Ce qu'on aborde dans cet épisode :
Pourquoi mal vivre un deal perdu est un moteur, pas un défaut
Le volume comme vraie différence entre toi et tes concurrents
Pourquoi tu ne peux pas être un bon vendeur si tu es un mauvais acheteur
L'attitude comme arme de vente, avant même l'argumentaire
La frontière entre se respecter et se trouver des excuses
Ce que le coaching apporte quand la boîte tourne déjà
L'envie de gagner se mesure à ce que te fait une défaite
Perrine assume : quand elle perd, elle le vit mal. Très mal. « Ça me rend dingue. Comment c'est possible de perdre ? C'est inacceptable. » Elle raconte un gros deal perdu trois semaines avant l'enregistrement, avec un call de feedback un vendredi soir à 19h, un week-end terrible et un lundi encore compliqué.

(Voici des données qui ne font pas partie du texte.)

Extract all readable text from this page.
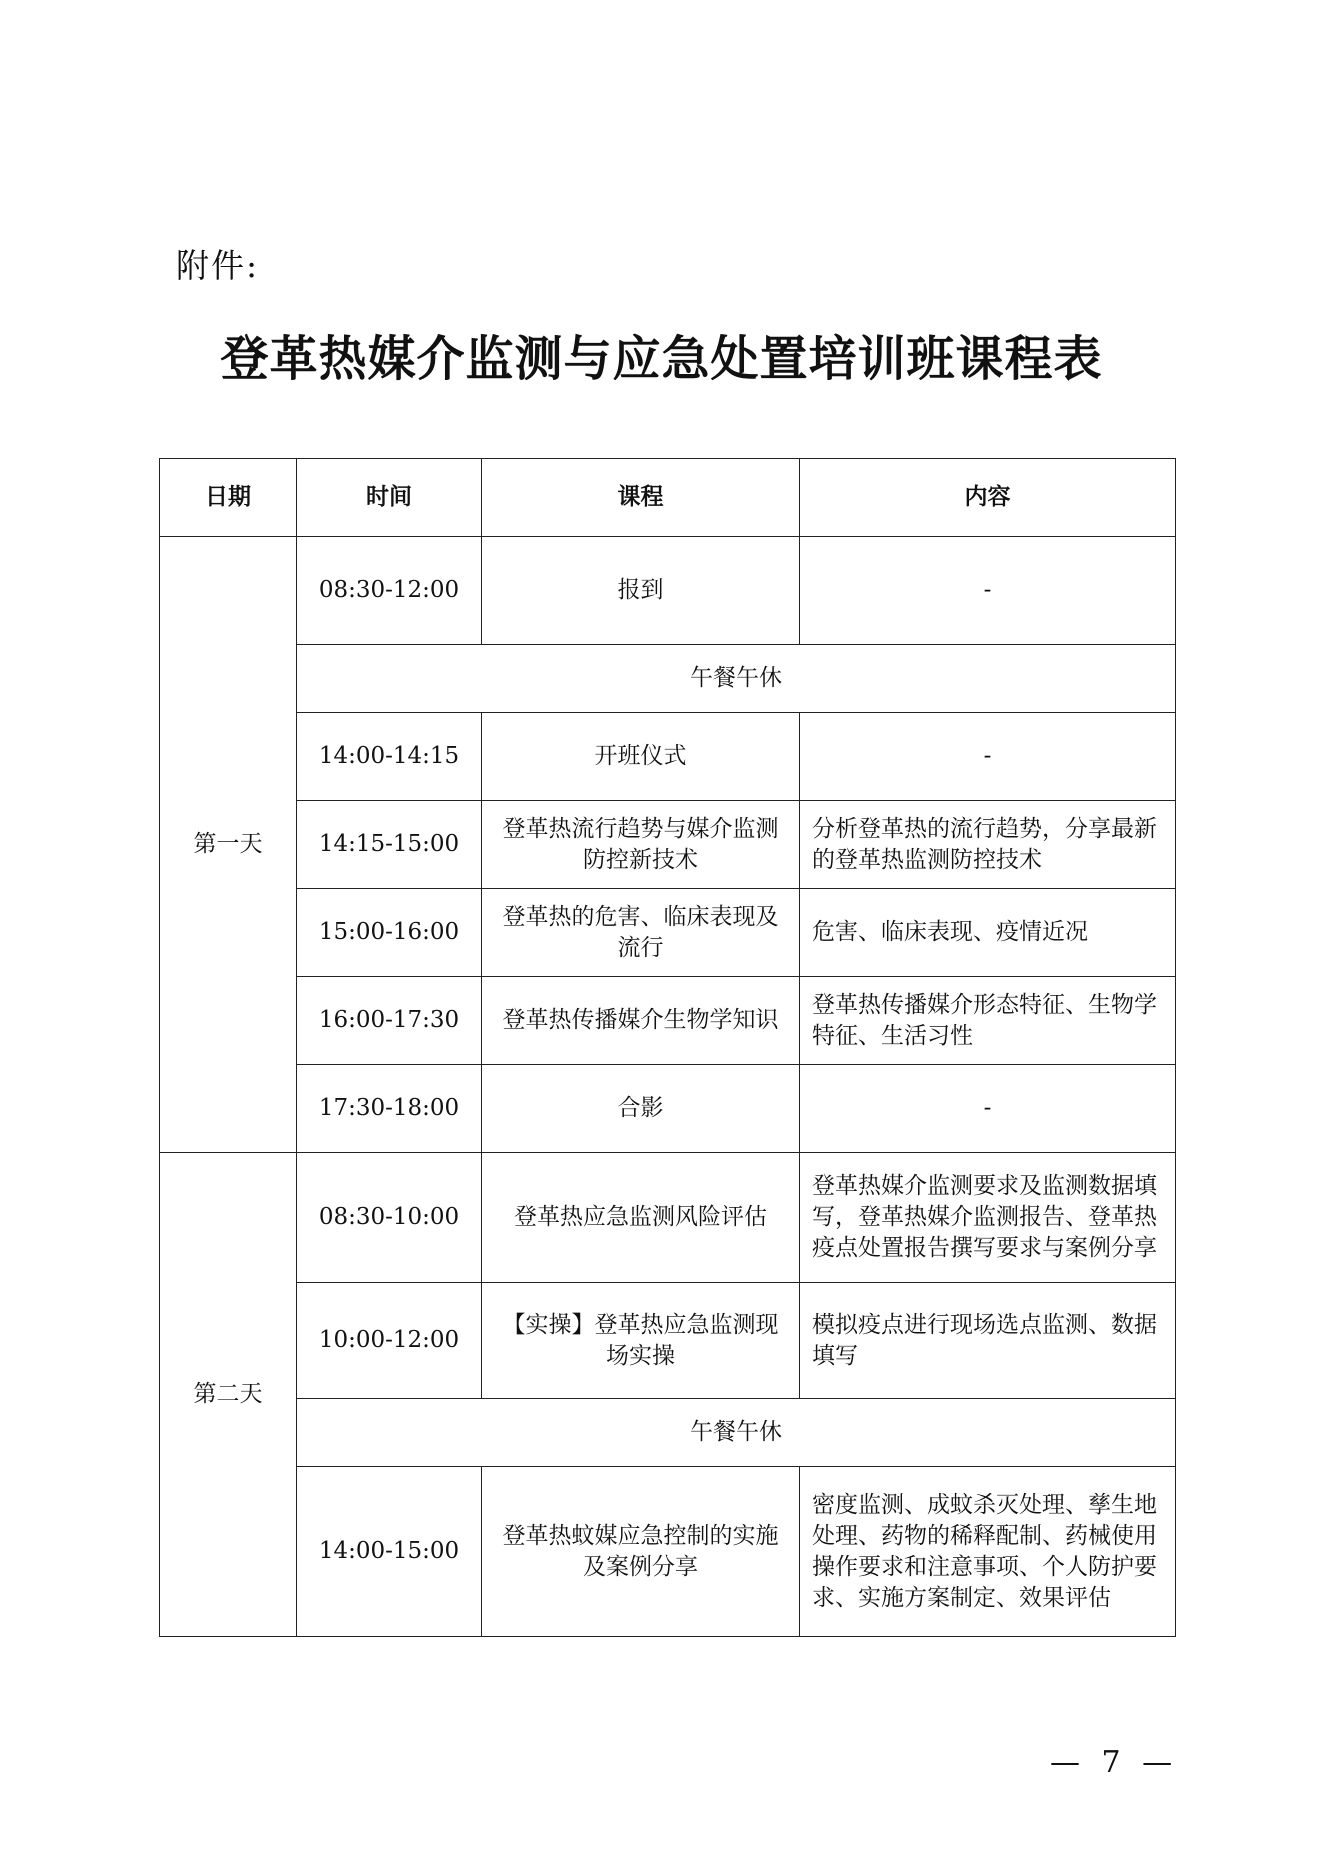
附件:
登革热媒介监测与应急处置培训班课程表
日期	时间	课程	内容
第一天	08:30-12:00	报到	-
	午餐午休		
	14:00-14:15	开班仪式	-
	14:15-15:00	登革热流行趋势与媒介监测防控新技术	分析登革热的流行趋势，分享最新的登革热监测防控技术
	15:00-16:00	登革热的危害、临床表现及流行	危害、临床表现、疫情近况
	16:00-17:30	登革热传播媒介生物学知识	登革热传播媒介形态特征、生物学特征、生活习性
	17:30-18:00	合影	-
第二天	08:30-10:00	登革热应急监测风险评估	登革热媒介监测要求及监测数据填写，登革热媒介监测报告、登革热疫点处置报告撰写要求与案例分享
	10:00-12:00	【实操】登革热应急监测现场实操	模拟疫点进行现场选点监测、数据填写
	午餐午休		
	14:00-15:00	登革热蚊媒应急控制的实施及案例分享	密度监测、成蚊杀灭处理、孳生地处理、药物的稀释配制、药械使用操作要求和注意事项、个人防护要求、实施方案制定、效果评估
— 7 —
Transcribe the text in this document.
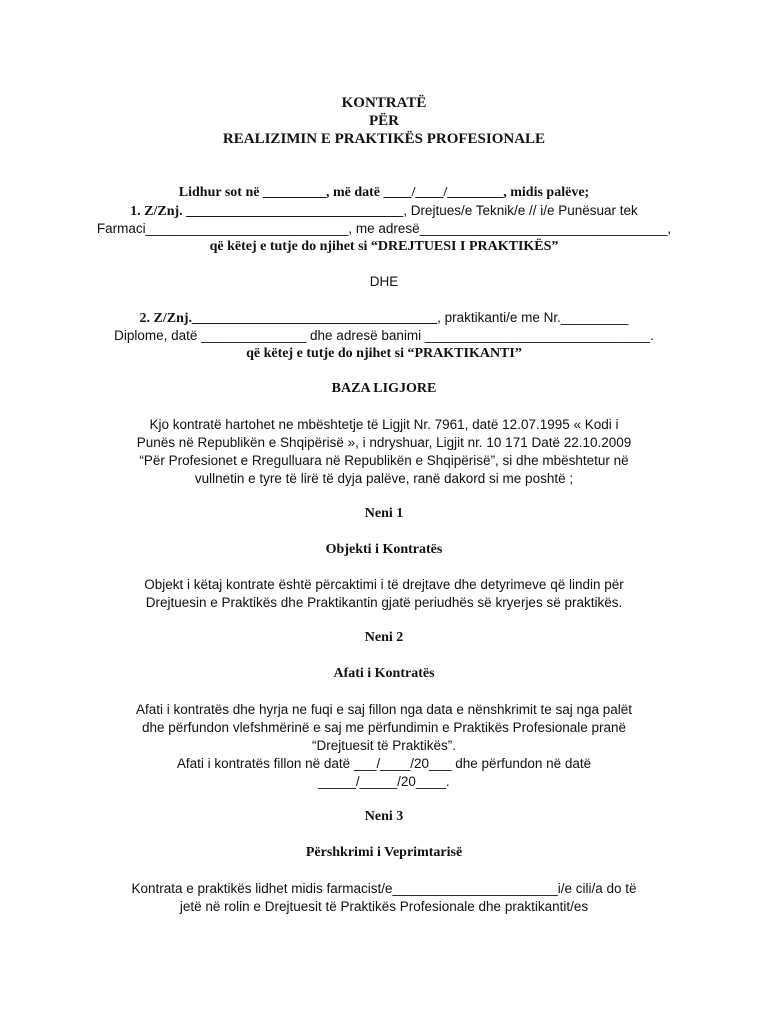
KONTRATË
PËR
REALIZIMIN E PRAKTIKËS PROFESIONALE
Lidhur sot në _________, më datë ____/____/________, midis palëve;
1. Z/Znj. _______________________________, Drejtues/e Teknik/e // i/e Punësuar tek
Farmaci___________________________, me adresë_________________________________,
që këtej e tutje do njihet si “DREJTUESI I PRAKTIKËS”
DHE
2. Z/Znj.___________________________________, praktikanti/e me Nr._________
Diplome, datë ______________ dhe adresë banimi ______________________________.
që këtej e tutje do njihet si “PRAKTIKANTI”
BAZA LIGJORE
Kjo kontratë hartohet ne mbështetje të Ligjit Nr. 7961, datë 12.07.1995 « Kodi i
Punës në Republikën e Shqipërisë », i ndryshuar, Ligjit nr. 10 171 Datë 22.10.2009
“Për Profesionet e Rregulluara në Republikën e Shqipërisë”, si dhe mbështetur në
vullnetin e tyre të lirë të dyja palëve, ranë dakord si me poshtë ;
Neni 1
Objekti i Kontratës
Objekt i këtaj kontrate është përcaktimi i të drejtave dhe detyrimeve që lindin për
Drejtuesin e Praktikës dhe Praktikantin gjatë periudhës së kryerjes së praktikës.
Neni 2
Afati i Kontratës
Afati i kontratës dhe hyrja ne fuqi e saj fillon nga data e nënshkrimit te saj nga palët
dhe përfundon vlefshmërinë e saj me përfundimin e Praktikës Profesionale pranë
“Drejtuesit të Praktikës”.
Afati i kontratës fillon në datë ___/____/20___ dhe përfundon në datë
_____/_____/20____.
Neni 3
Përshkrimi i Veprimtarisë
Kontrata e praktikës lidhet midis farmacist/e______________________i/e cili/a do të
jetë në rolin e Drejtuesit të Praktikës Profesionale dhe praktikantit/es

Sauf que la suite est intéressante. Dès le lundi suivant, ça a resigné. Et sur les semaines d'après, une dizaine de deals signés, dont quatre très gros. La défaite n'a pas été rangée dans un tiroir : elle est devenue du carburant.
Sa méthode quand elle perd est brutalement simple : elle appelle tout le monde pour comprendre pourquoi. Elle veut du feedback, elle retourne en rendez-vous, elle insiste jusqu'à ce qu'on lui explique ce qu'elle aurait pu faire mieux. Et en général, six mois plus tard, elle resigne le client. Parce qu'à force d'embêter les gens pour comprendre, elle est restée dans le paysage.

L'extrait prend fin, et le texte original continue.